Networked glucose meters provide benchmarks for inpatient diabetes care

By Mardi Chapman

4 Jul 2019

Networked glucose meters can be used for auditing and benchmarking of safe diabetes care for hospital patients, Victorian researchers say.

In their study, blood glucose levels outside a nominal safe range of 4-15 mmol/L were observed in 260 of 1,000 patient days in medical and surgical patients at a major Melbourne hospital.

Most of the adverse glycaemic days (AGDs) were related to hyperglycaemia (82%), 15% to hypoglycaemia and 3% to both.

The findings, published in the MJA, were part of a 2016 glucometric benchmarking study at the Royal Melbourne Hospital in non-critical wards fitted with networked glucose meters.

The researchers monitored blood glucose in 465 consecutive admissions of 441 people with diabetes or newly detected hyperglycaemia during a 10-week study period. A total of 9,817 blood glucose measurements were made over 2,953 patient-days.

Most patients (85%) had at least one blood glucose measurement over 10 mmol/L; 44% had at least one measurement over 15 mmol/L during their hospital stay.

Hypoglycaemia was less common with 16% of patients having at least one episode <4 mmol/L and 5.8% having a more severe event <3 mmol/L.

Overall there were no AGDs for about half the patient admissions; 26% of patients had 1-2 AGDs and 25% had three or more AGDs.

The mean blood glucose measurement was 9.5 mmol/L and higher in medical than surgical patients (9.7 v 9.2 mmol/L).

Co-author Dr Mervyn Kyi told the limbic that networked glucose meters were the way of the future – allowing for remote monitoring and surveillance of blood glucose levels and timely intervention when required.

“The key here is to do something with the data,” he said.

A randomised controlled trial at the hospital, previously reported in the limbic, had shown that such a model of care could decrease AGDs by about 23%.

As well, the intervention significantly reduced hospital-acquired infections versus usual care.

“The first step now is for all the hospitals to come on board and get these meters connected.
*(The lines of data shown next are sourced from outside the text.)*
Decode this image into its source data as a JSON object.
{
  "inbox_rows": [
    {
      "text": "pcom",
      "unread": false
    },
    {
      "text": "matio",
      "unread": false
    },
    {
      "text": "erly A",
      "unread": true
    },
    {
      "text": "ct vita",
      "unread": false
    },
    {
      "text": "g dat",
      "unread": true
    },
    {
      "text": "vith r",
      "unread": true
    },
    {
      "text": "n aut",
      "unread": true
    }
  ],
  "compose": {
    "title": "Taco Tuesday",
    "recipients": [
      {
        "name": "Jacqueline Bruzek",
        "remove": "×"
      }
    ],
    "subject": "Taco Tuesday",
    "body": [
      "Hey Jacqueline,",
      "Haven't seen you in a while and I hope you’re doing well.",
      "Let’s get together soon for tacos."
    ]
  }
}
The second step is to see what clinical improvement we can do to decrease AGDs.”

He said they developed AGDs – a completely novel concept – as a potential benchmarking figure because there was nothing else.
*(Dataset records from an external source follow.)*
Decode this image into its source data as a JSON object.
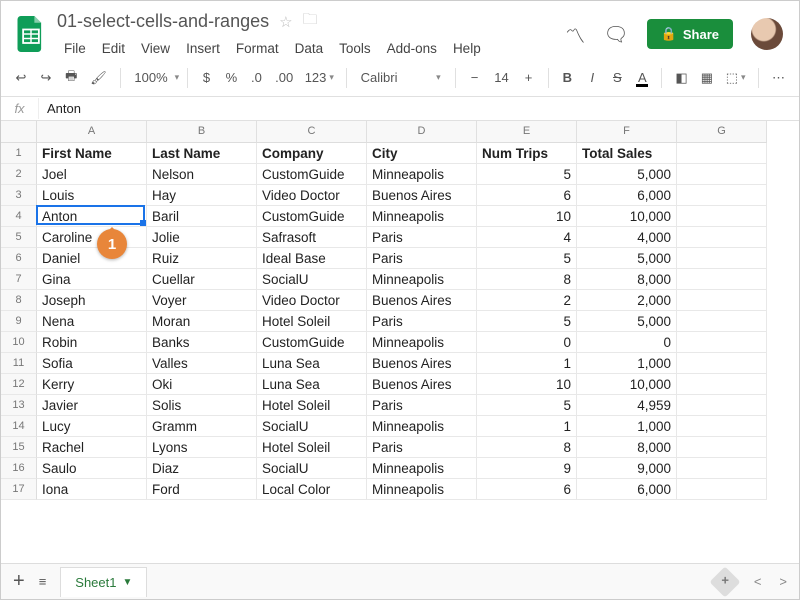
{
  "doc": {
    "title": "01-select-cells-and-ranges",
    "share_label": "Share"
  },
  "menus": [
    "File",
    "Edit",
    "View",
    "Insert",
    "Format",
    "Data",
    "Tools",
    "Add-ons",
    "Help"
  ],
  "toolbar": {
    "zoom": "100%",
    "formats": "123",
    "font": "Calibri",
    "size": "14"
  },
  "formula": {
    "value": "Anton",
    "active_cell_ref": "A4"
  },
  "columns": [
    "A",
    "B",
    "C",
    "D",
    "E",
    "F",
    "G"
  ],
  "headers": [
    "First Name",
    "Last Name",
    "Company",
    "City",
    "Num Trips",
    "Total Sales",
    ""
  ],
  "rows": [
    {
      "n": "2",
      "c": [
        "Joel",
        "Nelson",
        "CustomGuide",
        "Minneapolis",
        "5",
        "5,000",
        ""
      ]
    },
    {
      "n": "3",
      "c": [
        "Louis",
        "Hay",
        "Video Doctor",
        "Buenos Aires",
        "6",
        "6,000",
        ""
      ]
    },
    {
      "n": "4",
      "c": [
        "Anton",
        "Baril",
        "CustomGuide",
        "Minneapolis",
        "10",
        "10,000",
        ""
      ]
    },
    {
      "n": "5",
      "c": [
        "Caroline",
        "Jolie",
        "Safrasoft",
        "Paris",
        "4",
        "4,000",
        ""
      ]
    },
    {
      "n": "6",
      "c": [
        "Daniel",
        "Ruiz",
        "Ideal Base",
        "Paris",
        "5",
        "5,000",
        ""
      ]
    },
    {
      "n": "7",
      "c": [
        "Gina",
        "Cuellar",
        "SocialU",
        "Minneapolis",
        "8",
        "8,000",
        ""
      ]
    },
    {
      "n": "8",
      "c": [
        "Joseph",
        "Voyer",
        "Video Doctor",
        "Buenos Aires",
        "2",
        "2,000",
        ""
      ]
    },
    {
      "n": "9",
      "c": [
        "Nena",
        "Moran",
        "Hotel Soleil",
        "Paris",
        "5",
        "5,000",
        ""
      ]
    },
    {
      "n": "10",
      "c": [
        "Robin",
        "Banks",
        "CustomGuide",
        "Minneapolis",
        "0",
        "0",
        ""
      ]
    },
    {
      "n": "11",
      "c": [
        "Sofia",
        "Valles",
        "Luna Sea",
        "Buenos Aires",
        "1",
        "1,000",
        ""
      ]
    },
    {
      "n": "12",
      "c": [
        "Kerry",
        "Oki",
        "Luna Sea",
        "Buenos Aires",
        "10",
        "10,000",
        ""
      ]
    },
    {
      "n": "13",
      "c": [
        "Javier",
        "Solis",
        "Hotel Soleil",
        "Paris",
        "5",
        "4,959",
        ""
      ]
    },
    {
      "n": "14",
      "c": [
        "Lucy",
        "Gramm",
        "SocialU",
        "Minneapolis",
        "1",
        "1,000",
        ""
      ]
    },
    {
      "n": "15",
      "c": [
        "Rachel",
        "Lyons",
        "Hotel Soleil",
        "Paris",
        "8",
        "8,000",
        ""
      ]
    },
    {
      "n": "16",
      "c": [
        "Saulo",
        "Diaz",
        "SocialU",
        "Minneapolis",
        "9",
        "9,000",
        ""
      ]
    },
    {
      "n": "17",
      "c": [
        "Iona",
        "Ford",
        "Local Color",
        "Minneapolis",
        "6",
        "6,000",
        ""
      ]
    }
  ],
  "callout": {
    "label": "1"
  },
  "sheet": {
    "name": "Sheet1"
  }
}
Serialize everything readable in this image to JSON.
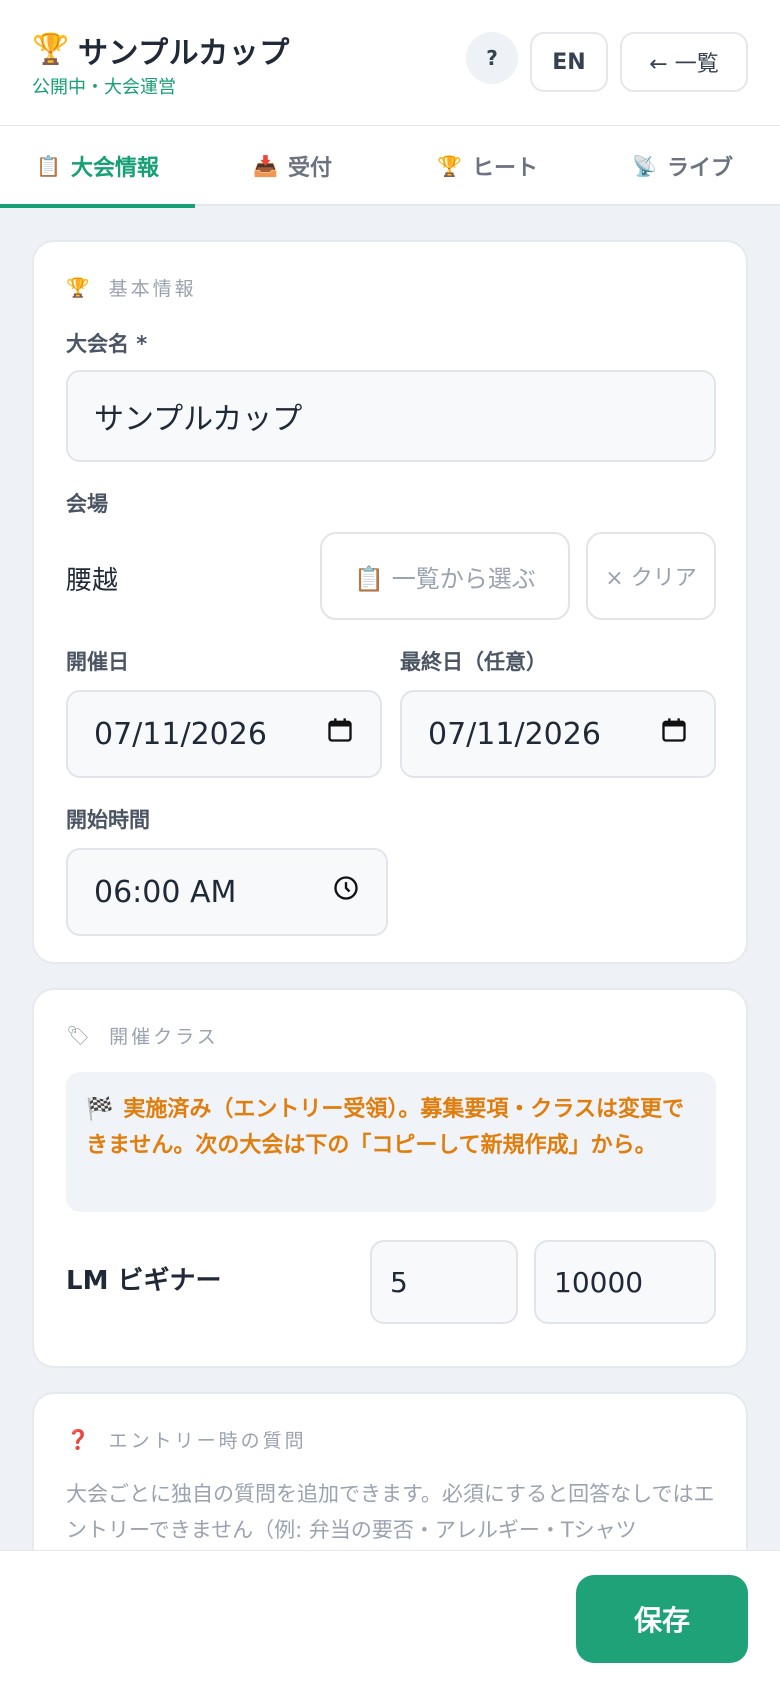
{
  "header": {
    "trophy": "🏆",
    "title": "サンプルカップ",
    "subtitle": "公開中・大会運営",
    "help_label": "?",
    "lang_label": "EN",
    "back_label": "← 一覧"
  },
  "tabs": [
    {
      "icon": "📋",
      "label": "大会情報",
      "active": true
    },
    {
      "icon": "📥",
      "label": "受付",
      "active": false
    },
    {
      "icon": "🏆",
      "label": "ヒート",
      "active": false
    },
    {
      "icon": "📡",
      "label": "ライブ",
      "active": false
    }
  ],
  "basic": {
    "section_icon": "🏆",
    "section_title": "基本情報",
    "name_label": "大会名 *",
    "name_value": "サンプルカップ",
    "venue_label": "会場",
    "venue_value": "腰越",
    "choose_button": "📋 一覧から選ぶ",
    "clear_button": "× クリア",
    "start_date_label": "開催日",
    "start_date_value": "07/11/2026",
    "end_date_label": "最終日（任意）",
    "end_date_value": "07/11/2026",
    "start_time_label": "開始時間",
    "start_time_value": "06:00 AM"
  },
  "classes": {
    "section_icon": "🏷",
    "section_title": "開催クラス",
    "notice_flag": "🏁",
    "notice_text": "実施済み（エントリー受領）。募集要項・クラスは変更できません。次の大会は下の「コピーして新規作成」から。",
    "class_name": "LM ビギナー",
    "class_qty": "5",
    "class_fee": "10000"
  },
  "questions": {
    "section_icon": "❓",
    "section_title": "エントリー時の質問",
    "description": "大会ごとに独自の質問を追加できます。必須にすると回答なしではエントリーできません（例: 弁当の要否・アレルギー・Tシャツ"
  },
  "footer": {
    "save_label": "保存"
  },
  "colors": {
    "accent": "#16a073",
    "warning": "#e07d0c",
    "save_button": "#1fa277"
  }
}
“I think it will grow in acceptance. The concept here is that days with extremely high or extremely low glucose are bad for you and we should do what we can do to eliminate them.”
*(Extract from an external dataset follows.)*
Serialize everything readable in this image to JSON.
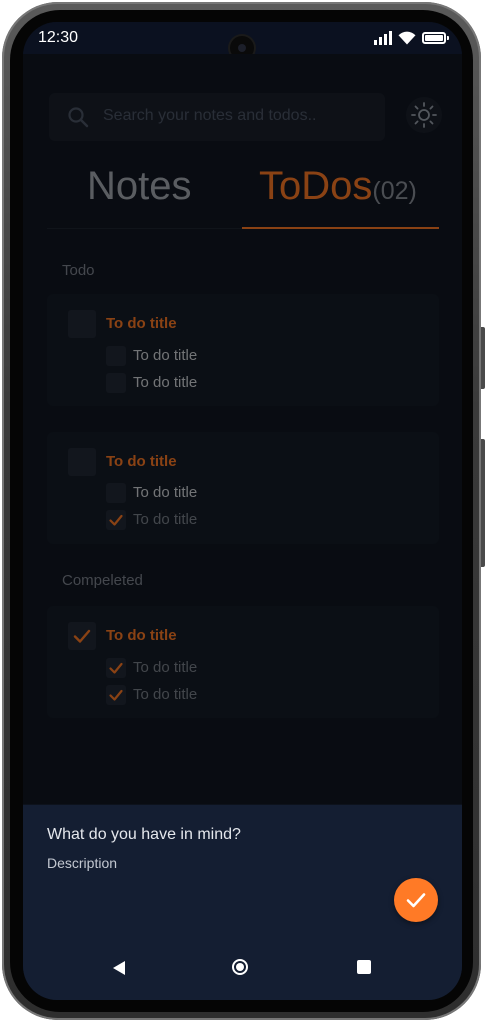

“To be safe, the number of AGDs should be zero but it clearly won’t be zero. The more we can minimise it the better,” he said.

“I’m very excited by this in particular because in Australia we really need to document, benchmark and do something about hyper- and hypoglycaemia. And the trouble is that …until you have rates staring you in the face, no one is going to do much about it.”

“That’s the same experience with falls in hospital or Staph sepsis and handwashing in improving hospital-acquired infections. All that clinical improvement happens when you document and benchmark.”

Dr Kyi said a full rollout of networked glucose meters throughout the entire hospital is expected to be completed by late September.